Women's Rights in United States

One of these rights was suffrage. Women"s suffrage was one of the highest goals. Due to the perception of women being inferior, men did not think that they should be granted the right to vote. In some colonies property ownership determined suffrage. This allowed very few women to vote because most women did not have enough money or power to own any land. By the 19th century, most states dropped the property qualification and extended voting rights to all adult males. This setback women"s suffrage even further. (DuBois 42-45).

             The fight for women"s suffrage occurred through the abolitionist and temperance movements, though sometimes even these movements set back women"s rights. Lucretia Coffin Mott and Elizabeth Cady Stanton were supporters of the abolitionist movement, though when requesting the right to speak at The London Anti-Slavery Convention of 1840, they were denied. This led American suffragists to create a movement dedicated only to women"s rights. Prominent early in the movement were, besides Mott and Stanton, the brilliant American feminists Susan B. Anthony, Lucy Stone, Abby Kelley Foster, and Ernestine Rose. American men active in support of woman suffrage included the clergymen Henry Ward Beecher and Wendell Phillips and the essayist and poet Ralph Waldo Emerson. (DuBois 54-57).

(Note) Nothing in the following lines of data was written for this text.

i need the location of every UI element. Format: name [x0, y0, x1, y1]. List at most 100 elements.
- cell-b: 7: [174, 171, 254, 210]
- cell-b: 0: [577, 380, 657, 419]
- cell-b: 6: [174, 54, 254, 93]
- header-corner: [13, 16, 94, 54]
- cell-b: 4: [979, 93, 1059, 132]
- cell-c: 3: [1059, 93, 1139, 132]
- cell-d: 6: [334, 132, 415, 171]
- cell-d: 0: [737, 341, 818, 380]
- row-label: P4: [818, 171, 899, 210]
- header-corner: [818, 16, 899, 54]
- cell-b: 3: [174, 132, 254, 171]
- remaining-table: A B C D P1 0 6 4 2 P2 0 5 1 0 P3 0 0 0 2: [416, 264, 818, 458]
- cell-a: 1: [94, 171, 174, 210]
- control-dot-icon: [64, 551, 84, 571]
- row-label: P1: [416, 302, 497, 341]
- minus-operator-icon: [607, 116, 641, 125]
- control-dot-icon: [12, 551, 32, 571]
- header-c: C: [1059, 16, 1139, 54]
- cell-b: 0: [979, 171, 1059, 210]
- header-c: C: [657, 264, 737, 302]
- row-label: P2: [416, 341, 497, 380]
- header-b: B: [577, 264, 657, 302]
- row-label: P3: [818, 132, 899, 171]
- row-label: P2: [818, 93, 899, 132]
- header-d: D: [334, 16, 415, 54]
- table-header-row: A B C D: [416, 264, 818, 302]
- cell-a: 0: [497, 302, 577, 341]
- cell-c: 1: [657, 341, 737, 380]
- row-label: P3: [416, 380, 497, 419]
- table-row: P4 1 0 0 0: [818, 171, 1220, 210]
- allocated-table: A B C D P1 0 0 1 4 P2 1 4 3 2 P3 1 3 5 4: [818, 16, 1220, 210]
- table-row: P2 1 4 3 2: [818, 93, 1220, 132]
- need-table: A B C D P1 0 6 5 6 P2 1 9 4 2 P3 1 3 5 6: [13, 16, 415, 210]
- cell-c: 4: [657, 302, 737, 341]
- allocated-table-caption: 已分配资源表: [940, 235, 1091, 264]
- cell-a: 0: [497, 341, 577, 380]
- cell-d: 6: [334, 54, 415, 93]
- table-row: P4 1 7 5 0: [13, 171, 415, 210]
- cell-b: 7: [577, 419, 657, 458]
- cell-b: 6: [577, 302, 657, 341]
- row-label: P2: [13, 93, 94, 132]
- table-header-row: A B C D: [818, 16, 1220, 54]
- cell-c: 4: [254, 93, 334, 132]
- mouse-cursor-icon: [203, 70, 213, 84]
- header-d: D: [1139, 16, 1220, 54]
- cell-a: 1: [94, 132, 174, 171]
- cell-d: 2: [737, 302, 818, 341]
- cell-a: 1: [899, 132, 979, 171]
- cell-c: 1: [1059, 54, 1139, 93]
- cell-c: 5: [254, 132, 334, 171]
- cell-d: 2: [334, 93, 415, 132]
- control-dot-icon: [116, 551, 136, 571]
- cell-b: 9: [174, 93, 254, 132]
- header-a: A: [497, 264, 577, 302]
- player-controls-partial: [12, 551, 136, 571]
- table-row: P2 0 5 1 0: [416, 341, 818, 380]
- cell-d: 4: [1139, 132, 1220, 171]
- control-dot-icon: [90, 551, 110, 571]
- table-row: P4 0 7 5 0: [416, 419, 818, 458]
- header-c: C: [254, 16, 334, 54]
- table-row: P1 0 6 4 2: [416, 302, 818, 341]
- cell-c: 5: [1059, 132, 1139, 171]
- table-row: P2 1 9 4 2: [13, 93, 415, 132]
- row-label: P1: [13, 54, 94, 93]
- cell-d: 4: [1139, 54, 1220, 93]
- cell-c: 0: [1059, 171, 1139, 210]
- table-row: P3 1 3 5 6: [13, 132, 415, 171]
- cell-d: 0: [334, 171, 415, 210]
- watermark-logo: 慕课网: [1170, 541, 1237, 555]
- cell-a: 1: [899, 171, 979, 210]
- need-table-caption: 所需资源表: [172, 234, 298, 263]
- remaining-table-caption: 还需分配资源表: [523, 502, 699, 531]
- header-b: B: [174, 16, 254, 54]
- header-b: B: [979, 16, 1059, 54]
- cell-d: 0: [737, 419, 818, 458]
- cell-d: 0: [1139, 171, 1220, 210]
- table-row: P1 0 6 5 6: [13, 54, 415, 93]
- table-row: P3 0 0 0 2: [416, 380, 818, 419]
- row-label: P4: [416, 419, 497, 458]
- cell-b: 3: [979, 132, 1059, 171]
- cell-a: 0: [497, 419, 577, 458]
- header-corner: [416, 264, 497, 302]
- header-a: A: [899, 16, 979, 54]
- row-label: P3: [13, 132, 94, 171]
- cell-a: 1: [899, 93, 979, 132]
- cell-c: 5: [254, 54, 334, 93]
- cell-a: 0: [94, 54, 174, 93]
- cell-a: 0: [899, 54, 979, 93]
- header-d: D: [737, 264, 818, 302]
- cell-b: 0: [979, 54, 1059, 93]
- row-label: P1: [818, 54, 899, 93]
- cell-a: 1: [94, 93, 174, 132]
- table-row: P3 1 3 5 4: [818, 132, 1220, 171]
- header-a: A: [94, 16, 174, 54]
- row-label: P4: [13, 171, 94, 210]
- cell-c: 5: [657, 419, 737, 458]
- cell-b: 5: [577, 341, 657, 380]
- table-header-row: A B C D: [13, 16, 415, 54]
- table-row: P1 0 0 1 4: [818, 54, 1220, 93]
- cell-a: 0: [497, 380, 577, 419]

             In July 1848, Mott and Stanton organized the first women"s rights convention, which met at a Wesleyan church chapel in Seneca Falls, New York. 100 to 300 people attended this convention, many male supporters. The convention adopted a Declaration of Sentiments, which was made to be a translation of the American Declaration of Independence into terms, which fought for the rights of women. The public reaction to this was not very positive. Many significant Americans supported this cause and this new declaration; William Lloyd Garrison and Horace Greeley were among the supporters. The great majority of newspapers responded with anger, ridicule and many comments were made against the cause.